Introduction#

One of the main features that wellies provides is the ability to configure many aspects of suite definition through YAML files. We recommend splitting the full configuration in 4 different files, each containing independent components and following the general convention:

  1. Main configuration: Here we define the general suite options like where to write generated scripts, the execution host, where to write outputs and any other specific option for the workflow. This can be any yaml file, but if using wellies-quickstart templating there are some defaults defined.
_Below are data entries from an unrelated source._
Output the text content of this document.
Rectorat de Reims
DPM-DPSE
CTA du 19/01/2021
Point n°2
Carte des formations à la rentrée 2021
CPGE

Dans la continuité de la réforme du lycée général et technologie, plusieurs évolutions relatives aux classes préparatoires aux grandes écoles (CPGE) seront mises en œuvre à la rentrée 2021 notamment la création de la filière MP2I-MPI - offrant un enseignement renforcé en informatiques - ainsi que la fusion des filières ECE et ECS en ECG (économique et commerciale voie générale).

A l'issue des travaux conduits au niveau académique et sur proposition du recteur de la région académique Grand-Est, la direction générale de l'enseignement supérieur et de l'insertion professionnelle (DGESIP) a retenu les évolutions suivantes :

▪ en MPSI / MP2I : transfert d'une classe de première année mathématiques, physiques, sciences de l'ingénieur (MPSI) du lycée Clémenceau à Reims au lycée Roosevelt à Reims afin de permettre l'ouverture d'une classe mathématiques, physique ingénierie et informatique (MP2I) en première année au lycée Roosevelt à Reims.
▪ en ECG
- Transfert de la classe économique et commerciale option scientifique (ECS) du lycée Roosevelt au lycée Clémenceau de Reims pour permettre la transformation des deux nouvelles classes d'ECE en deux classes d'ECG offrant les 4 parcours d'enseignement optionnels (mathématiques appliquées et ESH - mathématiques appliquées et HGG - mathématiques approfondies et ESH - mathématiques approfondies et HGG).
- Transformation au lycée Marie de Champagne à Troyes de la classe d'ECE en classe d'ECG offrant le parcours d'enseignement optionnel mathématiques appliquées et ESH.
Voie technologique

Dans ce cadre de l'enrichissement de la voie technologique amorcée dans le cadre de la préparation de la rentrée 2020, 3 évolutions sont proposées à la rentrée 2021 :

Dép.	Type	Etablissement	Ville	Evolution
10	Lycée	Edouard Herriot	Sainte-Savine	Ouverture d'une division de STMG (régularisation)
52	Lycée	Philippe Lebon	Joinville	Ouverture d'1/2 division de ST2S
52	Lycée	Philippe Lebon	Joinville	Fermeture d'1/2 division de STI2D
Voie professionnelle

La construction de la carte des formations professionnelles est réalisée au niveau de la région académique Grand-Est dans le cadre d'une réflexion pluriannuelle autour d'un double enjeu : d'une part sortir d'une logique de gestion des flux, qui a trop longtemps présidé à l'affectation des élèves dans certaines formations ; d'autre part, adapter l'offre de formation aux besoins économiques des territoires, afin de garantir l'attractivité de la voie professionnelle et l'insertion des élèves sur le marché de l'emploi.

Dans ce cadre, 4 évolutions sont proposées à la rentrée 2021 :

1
Please refer to the quickstart guide for details.
  2. Tools configuration: Here we can define different softwares, their dependencies and execution environments that any of the tasks in the workflow can refer to.
  3. Execution contexts configuration: Here we can define different set of options
    for the submission system that tasks can refer to. If using a direct execution host like pyflow.SSHHost or pyflow.LocalHost this becomes irrelevant.
  4. Static data configuration: Here we can define different external data sources that need to be set up before the workflow starts. They are usually referred to as static data as they are retrieved on setup time and used in read-only mode throughout the suite. This is optional and depending on each use-case other setups can be more meaningful.

YAML-templating#

To simplify and make configuration files more flexible and reusable, wellies provide a very simple templating system to write configuration files. Features are presented in the example below:

config.yaml
suite_name: mysuite
user: "{USER}"  # (2)!

ecflow_server:
    hostname: localhost
    user: "{user}"
    deploy_dir: /home/username/{suite_name}  # (1)!

exectime_variable: "${ENVVAR}"  # (3)!

filename_template: "/path/to/file/{{fc_date}}"  # (4)!
  1. The basic use is to provide variable substitution within a file using basic python string templating, here for main label suite_name.
  2. There are some global template variables automatically derived from the system. Note the capitalized reference. For a full list, check here
  3. Variables (bash or ecFlow) defined only on the task run environment can be referenced and will be ignored by the substitution algorithm
  4. To escape the curly-brackets to use defined python template values that can be rendered in runtime, just double the brackets

The variable substitution algorithm will render the YAML file as a python dictionary like:

{
    "suite_name": "mysuite",
    "user": "username",
    "ecflow_server": {
        "hostname": "localhost",
        "user": "username",
        "deploy_dir": "/home/username/mysuite",
    },
    "exectime_variable": "${ENVVAR}"
    "filename_template": "/path/to/file/{fc_date}",
}

Global template variables#

As a shortcut, access to some common system-wide variables is made available on
wellies and can be used anywhere in any configuration file.

USER: '$USER'
HOME: '/home/username'
PERM: '$PERM'
HPCPERM: '$HPCPERM'
SCRATCH: '$SCRATCH'
PWD: '/current/working/directory'
_FORTESTING: '$_FORTESTING'
TODAY: '20260511'
YESTERDAY: '20260510'

Attention

With pyflow-wellies <= 1.1.0 if one of the global variables is not defined, the substitution happens with an empty string. This can lead to unexpected results, specially when building system paths. In newer versions, the substitution will raise an error if the variable is not defined and used in one of the configuration files.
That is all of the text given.